What does the eye say about the psyche? Researchers at Rutgers University and Mount Sinai’s New York Eye and Ear Infirmary believe that tracking changes in the eye’s retina may help doctors provide
more effective treatment for people with schizophrenia.
There is a link between vision problems and schizophrenia, with as many as 62 percent of adult patients with schizophrenia having visual distortions involving form, motion or color. Researchers provided evidence of multiple, replicated indicators of eye abnormalities in schizophrenia in a literature review published online in the journal Schizophrenia Research: Cognition, which was summarized in
Bioscience Technology.
The researchers discussed a widening of small blood vessels in the eyes of schizophrenia patients, and in young people at high risk for the disorder, perhaps caused by chronic low oxygen supply to the brain. They believe that this could explain vision changes and signal disease risk and progression. The researchers also discovered a thinning of the retinal nerve fiber layer, known to be related to the onset of hallucinations and visual acuity problems in patients with Parkinson’s disease.

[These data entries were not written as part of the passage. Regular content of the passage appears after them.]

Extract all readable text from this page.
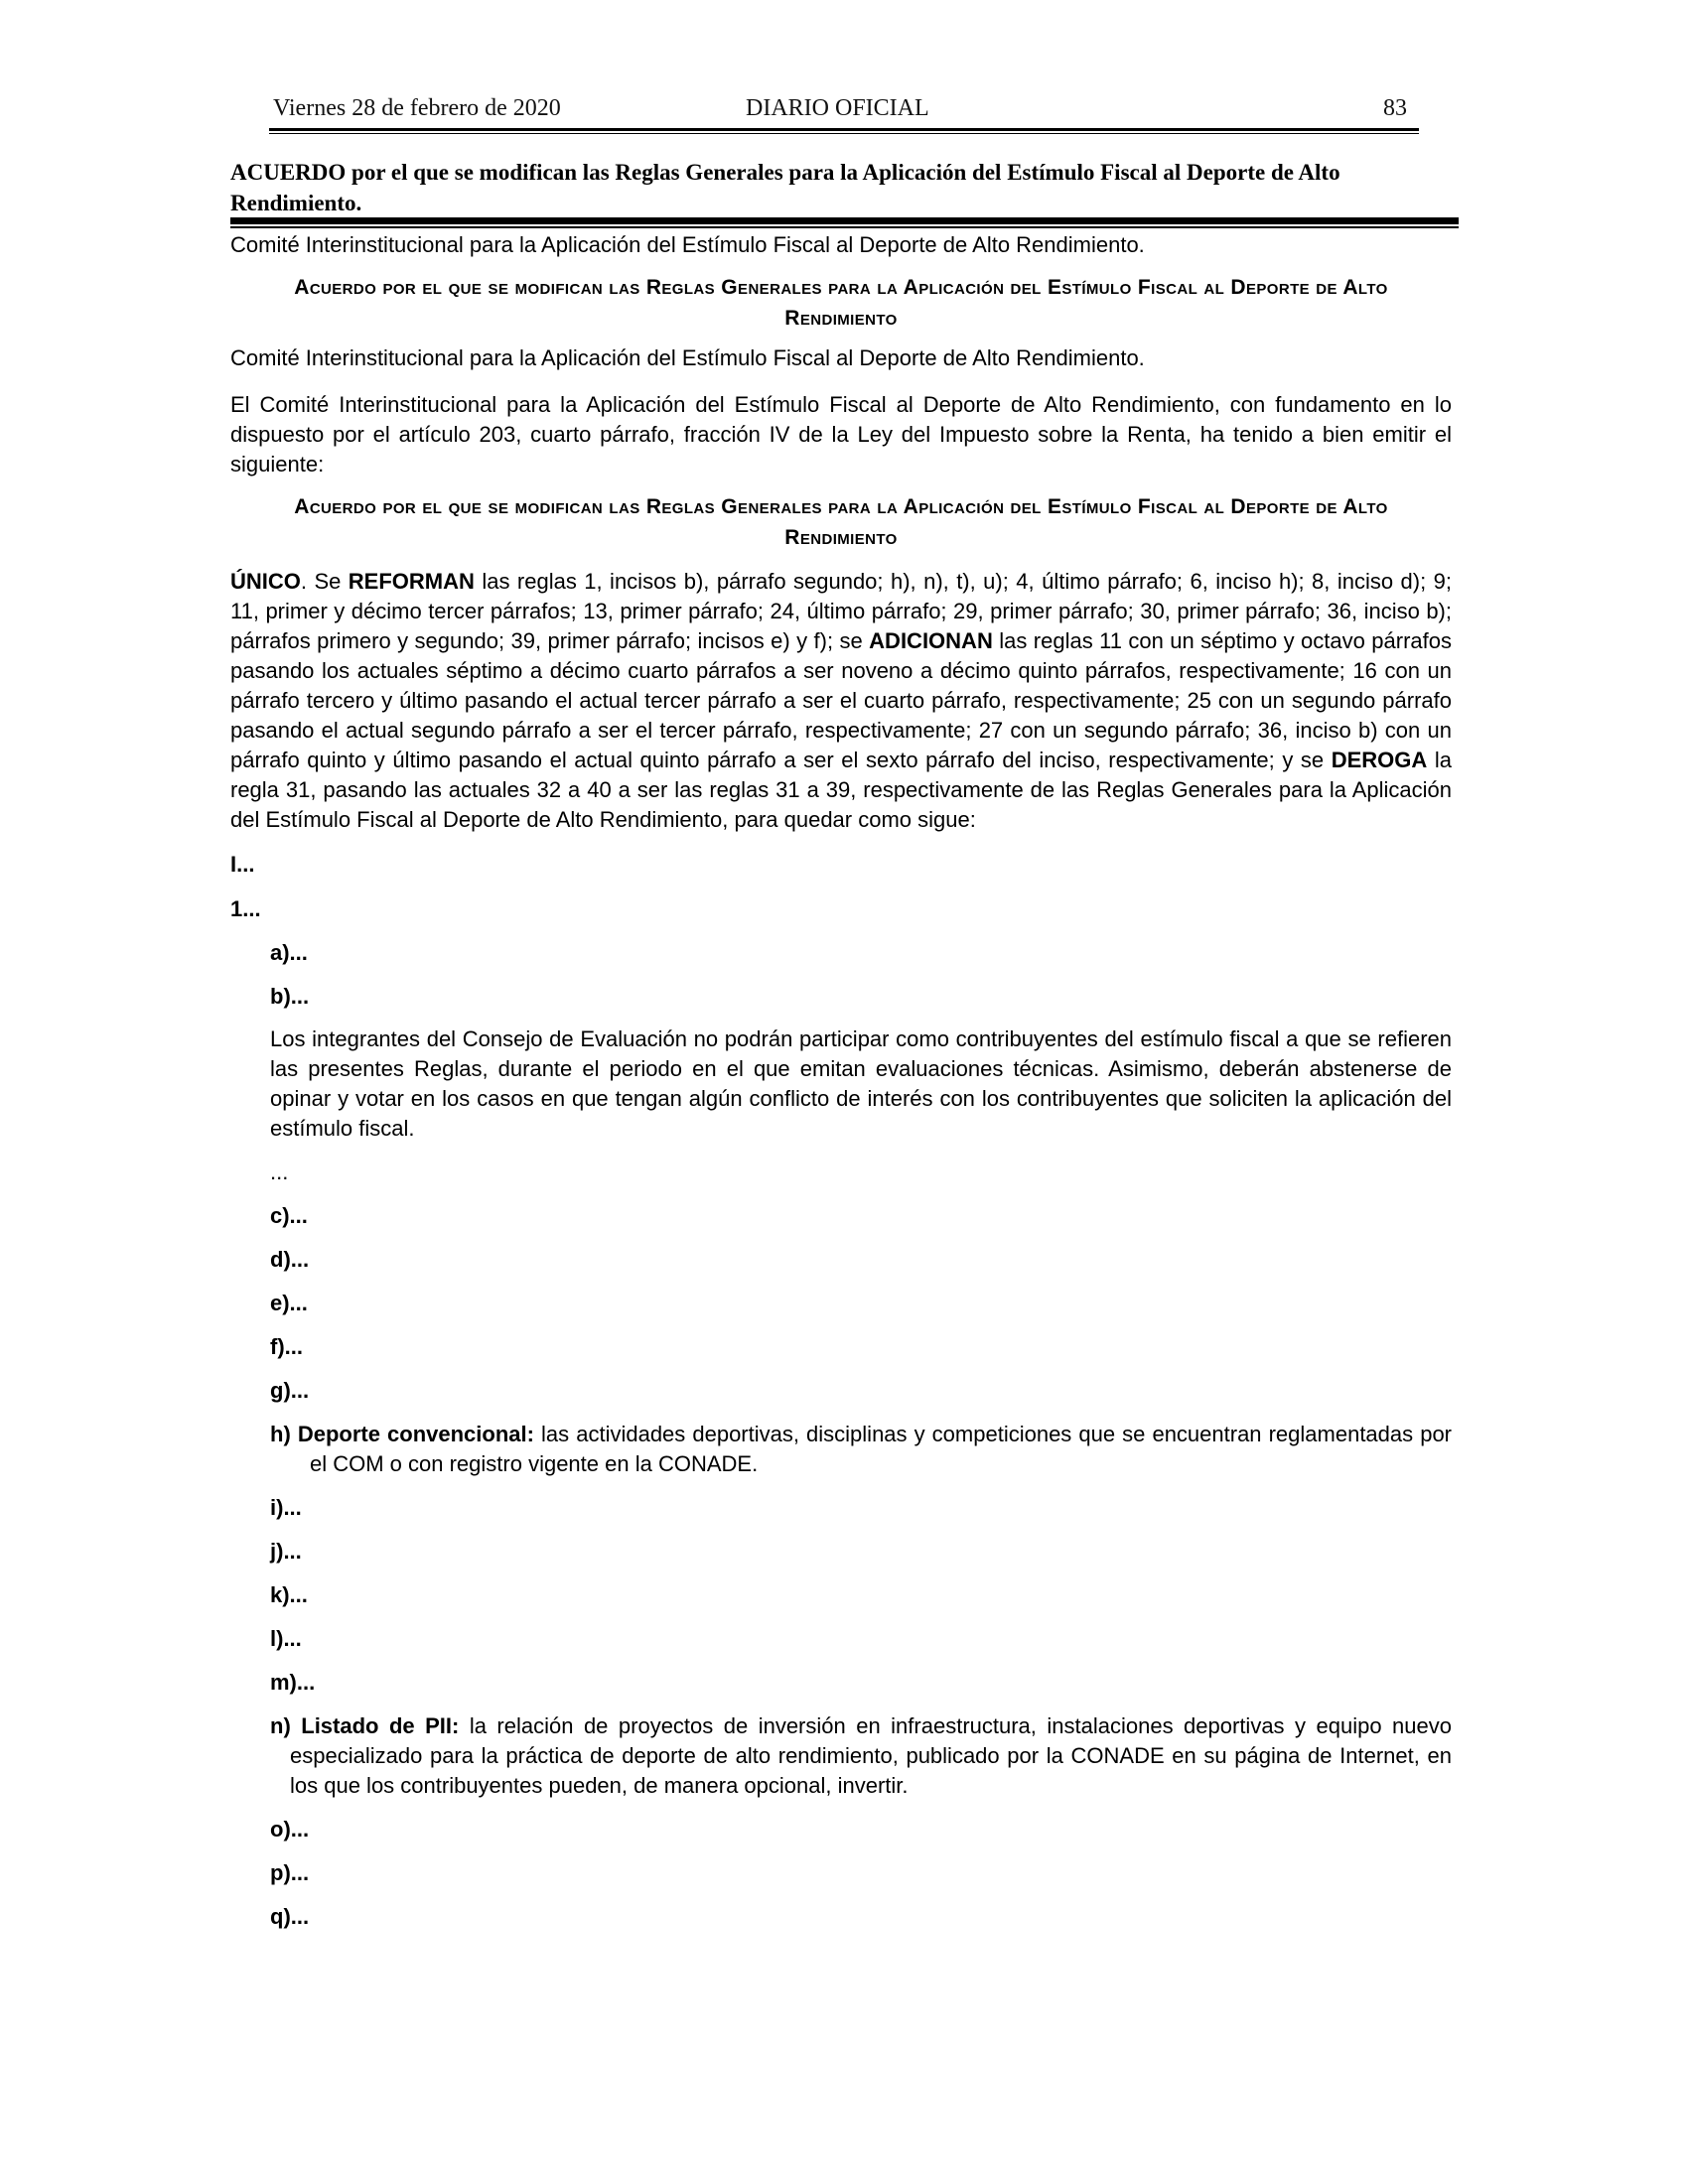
Viernes 28 de febrero de 2020	DIARIO OFICIAL	83
ACUERDO por el que se modifican las Reglas Generales para la Aplicación del Estímulo Fiscal al Deporte de Alto Rendimiento.

Comité Interinstitucional para la Aplicación del Estímulo Fiscal al Deporte de Alto Rendimiento.

Acuerdo por el que se modifican las Reglas Generales para la Aplicación del Estímulo Fiscal al Deporte de Alto Rendimiento

Comité Interinstitucional para la Aplicación del Estímulo Fiscal al Deporte de Alto Rendimiento.

El Comité Interinstitucional para la Aplicación del Estímulo Fiscal al Deporte de Alto Rendimiento, con fundamento en lo dispuesto por el artículo 203, cuarto párrafo, fracción IV de la Ley del Impuesto sobre la Renta, ha tenido a bien emitir el siguiente:

Acuerdo por el que se modifican las Reglas Generales para la Aplicación del Estímulo Fiscal al Deporte de Alto Rendimiento

ÚNICO. Se REFORMAN las reglas 1, incisos b), párrafo segundo; h), n), t), u); 4, último párrafo; 6, inciso h); 8, inciso d); 9; 11, primer y décimo tercer párrafos; 13, primer párrafo; 24, último párrafo; 29, primer párrafo; 30, primer párrafo; 36, inciso b); párrafos primero y segundo; 39, primer párrafo; incisos e) y f); se ADICIONAN las reglas 11 con un séptimo y octavo párrafos pasando los actuales séptimo a décimo cuarto párrafos a ser noveno a décimo quinto párrafos, respectivamente; 16 con un párrafo tercero y último pasando el actual tercer párrafo a ser el cuarto párrafo, respectivamente; 25 con un segundo párrafo pasando el actual segundo párrafo a ser el tercer párrafo, respectivamente; 27 con un segundo párrafo; 36, inciso b) con un párrafo quinto y último pasando el actual quinto párrafo a ser el sexto párrafo del inciso, respectivamente; y se DEROGA la regla 31, pasando las actuales 32 a 40 a ser las reglas 31 a 39, respectivamente de las Reglas Generales para la Aplicación del Estímulo Fiscal al Deporte de Alto Rendimiento, para quedar como sigue:

I...

1...

a)...

b)...

Los integrantes del Consejo de Evaluación no podrán participar como contribuyentes del estímulo fiscal a que se refieren las presentes Reglas, durante el periodo en el que emitan evaluaciones técnicas. Asimismo, deberán abstenerse de opinar y votar en los casos en que tengan algún conflicto de interés con los contribuyentes que soliciten la aplicación del estímulo fiscal.

...

c)...

d)...

e)...

f)...

g)...

h) Deporte convencional: las actividades deportivas, disciplinas y competiciones que se encuentran reglamentadas por el COM o con registro vigente en la CONADE.

i)...

j)...

k)...

l)...

m)...

n) Listado de PII: la relación de proyectos de inversión en infraestructura, instalaciones deportivas y equipo nuevo especializado para la práctica de deporte de alto rendimiento, publicado por la CONADE en su página de Internet, en los que los contribuyentes pueden, de manera opcional, invertir.

o)...

p)...

q)...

According to study co-author Richard B. Rosen, director of ophthalmology research, New York Eye and Ear Infirmary of Mount Sinai, and an ophthalmology professor at the Icahn School of Medicine at Mount Sinai, “Our analysis of many studies suggests that measuring retinal changes may help doctors in the future to adjust schizophrenia treatment for each patient. More studies are needed to drive the understanding of the contribution of retinal and other ocular pathology to disturbances seen in these patients, and our results will help guide future research.”
People with schizophrenia have difficulties with social interactions and in recognizing what is real because of abnormalities in the way the brain processes visual information. It is more difficult for them to “track moving objects, perceive depth, draw contrast between light and dark or different colors, organize visual elements into shapes and recognize facial expressions,” according to various research reports. A previous study also found that “poorer visual acuity at age 4 predicted a diagnosis of schizophrenia in adulthood, and another that children who later develop schizophrenia have elevated rates of strabismus, or misalignment of the eyes, compared to the general population.”
Rosen and co-author Steven M. Silverstein, director of the division of schizophrenia research at Rutgers University Behavioral Health Care and Robert Wood Johnson Medical School Department of Psychiatry, looked at the results of about 170 existing studies. They assembled the findings into multiple categories, including changes in the retina compared with those in other parts of the eye, and changes related to dopamine compared with those related to other neurotransmitters, important brain chemicals associated with the disease.
Silverstein concluded, “Because it is much faster and less expensive to obtain data on retinal structure and function, compared to brain structure and function, measures of retinal and ocular structure and function may have an important role in both future research studies and the routine clinical care of people with schizophrenia.”